Les dirigeants portoricains font pression pour obtenir le statut d’État plus que jamais. L’île – en proie à la dévastation de l’ouragan Maria et luttant toujours pour se reconstruire – est un territoire américain depuis 1898, mais a longtemps souffert de l’indifférence généralisée des Américains à l’égard de la situation de Porto Rico, ou de leur ignorance. Aujourd’hui, Rosselló et ses alliés espèrent que l’attention médiatique post-ouragan a suffisamment sensibilisé au statut de « seconde classe » des Américains à Porto Rico.
Même si tous les Portoricains sont des citoyens américains, les 3,4 millions d’Américains qui vivent à Porto Rico ont moins de droits constitutionnels que toute personne vivant dans les 50 États. Les Américains de l’île ne peuvent pas voter pour le président lors des élections générales ou élire un membre votant du Congrès. Leur manque de pouvoir politique a permis à Trump de rejeter facilement la souffrance humaine qui s’est déroulée sur l’île. Cela signifiait que l’administration ne craignait aucun retour de bâton politique pour sa réponse ratée à la catastrophe, ou son rôle dans les 2 975 décès liés à l’ouragan.

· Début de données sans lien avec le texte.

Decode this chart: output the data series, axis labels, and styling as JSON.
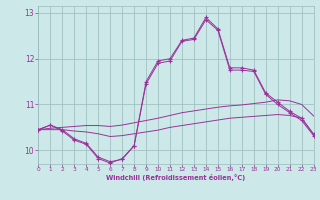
{
  "x": [
    0,
    1,
    2,
    3,
    4,
    5,
    6,
    7,
    8,
    9,
    10,
    11,
    12,
    13,
    14,
    15,
    16,
    17,
    18,
    19,
    20,
    21,
    22,
    23
  ],
  "line1": [
    10.45,
    10.55,
    10.45,
    10.25,
    10.15,
    9.85,
    9.75,
    9.8,
    10.1,
    11.5,
    11.95,
    12.0,
    12.4,
    12.45,
    12.9,
    12.65,
    11.8,
    11.8,
    11.75,
    11.25,
    11.05,
    10.85,
    10.7,
    10.35
  ],
  "line2": [
    10.45,
    10.55,
    10.42,
    10.22,
    10.13,
    9.82,
    9.72,
    9.82,
    10.1,
    11.45,
    11.9,
    11.95,
    12.38,
    12.42,
    12.85,
    12.62,
    11.75,
    11.75,
    11.72,
    11.22,
    11.0,
    10.82,
    10.65,
    10.32
  ],
  "line3": [
    10.45,
    10.48,
    10.5,
    10.52,
    10.54,
    10.54,
    10.52,
    10.55,
    10.6,
    10.65,
    10.7,
    10.76,
    10.82,
    10.86,
    10.9,
    10.94,
    10.97,
    10.99,
    11.02,
    11.05,
    11.1,
    11.08,
    11.0,
    10.75
  ],
  "line4": [
    10.45,
    10.45,
    10.45,
    10.42,
    10.4,
    10.36,
    10.3,
    10.32,
    10.36,
    10.4,
    10.44,
    10.5,
    10.54,
    10.58,
    10.62,
    10.66,
    10.7,
    10.72,
    10.74,
    10.76,
    10.78,
    10.76,
    10.7,
    10.35
  ],
  "line_color": "#993399",
  "bg_color": "#cce8e8",
  "grid_color": "#99bbbb",
  "xlabel": "Windchill (Refroidissement éolien,°C)",
  "ylim": [
    9.7,
    13.15
  ],
  "xlim": [
    0,
    23
  ],
  "yticks": [
    10,
    11,
    12,
    13
  ],
  "xticks": [
    0,
    1,
    2,
    3,
    4,
    5,
    6,
    7,
    8,
    9,
    10,
    11,
    12,
    13,
    14,
    15,
    16,
    17,
    18,
    19,
    20,
    21,
    22,
    23
  ]
}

La question de savoir si Porto Rico devrait ou non devenir un État a été la question la plus divisée sur l’île pendant des décennies. Mais la crise financière de Porto Rico, qui a débuté en 2006, a commencé à relancer le soutien au statut d’État, et maintenant l’ouragan Maria a rendu la question encore plus urgente à résoudre. La question qui reste est de savoir si la Maison Blanche et les Républicains au Congrès vont respecter la promesse de longue date de l’Amérique de laisser les Portoricains décider s’ils veulent un statut d’État.
Lundi, Trump a clairement exprimé sa position lors d’une interview radio avec Geraldo Rivera, dans laquelle il a fulminé contre la publicité négative entourant la réponse de son administration à l’ouragan Maria. « Porto Rico ne devrait pas penser au statut d’État en ce moment », a déclaré Trump.
Quelques heures plus tard, Rosselló a répliqué.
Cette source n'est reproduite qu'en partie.